Post date: 16/01/2026

Graham Davies, author of ‘You Are Legend: The Welsh Volunteers in the Spanish Civil War’ (Welsh Academic Press, 2018), writes…

On 19 April 1937, at 10pm, Capt William Roberts’s Seven Seas Spray, owned by the Veronica Steamship Company in Cardiff, without permission from the harbour master and without navigation lights, slipped out of the French port of St Jean de Luz into the darkness.

The ship carried a cargo of 3,600 tonnes, which included salt, wine, olive oil, hams, honey, flour, beans and peas. As the ship left port, signals from the shore advised Capt Roberts to stop, but he was reported to have said: ‘That signalling was on the shore and a good sailor does not look astern.’

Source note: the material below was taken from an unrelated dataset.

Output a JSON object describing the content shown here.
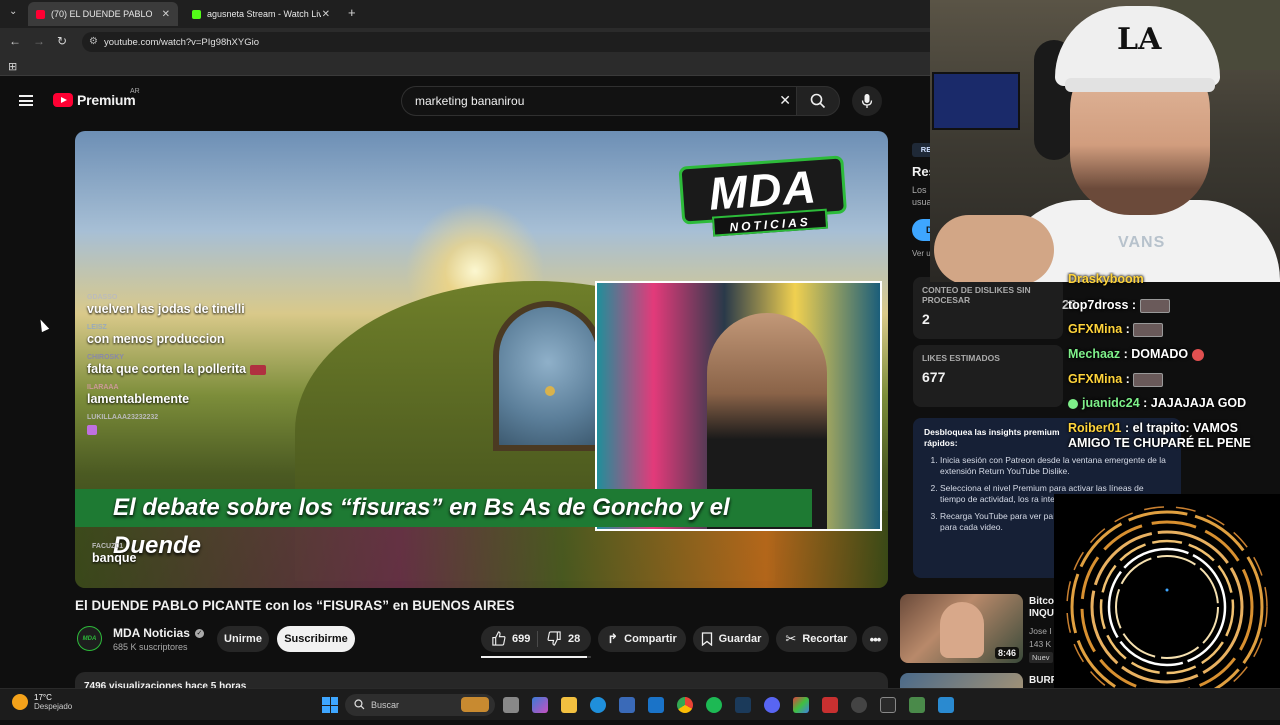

At around 6.30am, the shape of a British destroyer loomed ahead and, in international code, asked: ‘Where bound?’ The shameless reply was ‘Bilbao’. The more intimate whisper of semaphore came back: ‘Enter at your own risk.’

From Roberts came the bold: ‘I accept full responsibility’, followed by the emotive ‘Good luck’ from the destroyer.

The Seven Seas Spray in Bilbao.

Bilbao, cleared of mines, readied itself to meet the Seven Seas Spray with coastal batteries manned and a welcoming flotilla of two destroyers and two armed trawlers.

The Times correspondent George Steer was present at the arrival. Tens of thousands of people were watching from the riverbanks, cheering, shrieking and running out of their houses to stand on waste blocks of stone and cement at the river’s edge. Old handkerchiefs, twice-read papers and thousands of shreds of washing were waved in the air along with the defiant anti-fascist clenched fist.

Capt Roberts stood proudly on the bridge and waved in the more traditional British manner. Steer describes Roberts standing ‘very
erect in a uniform, carefully brushed, with a smart white cover to his cap … a real master.’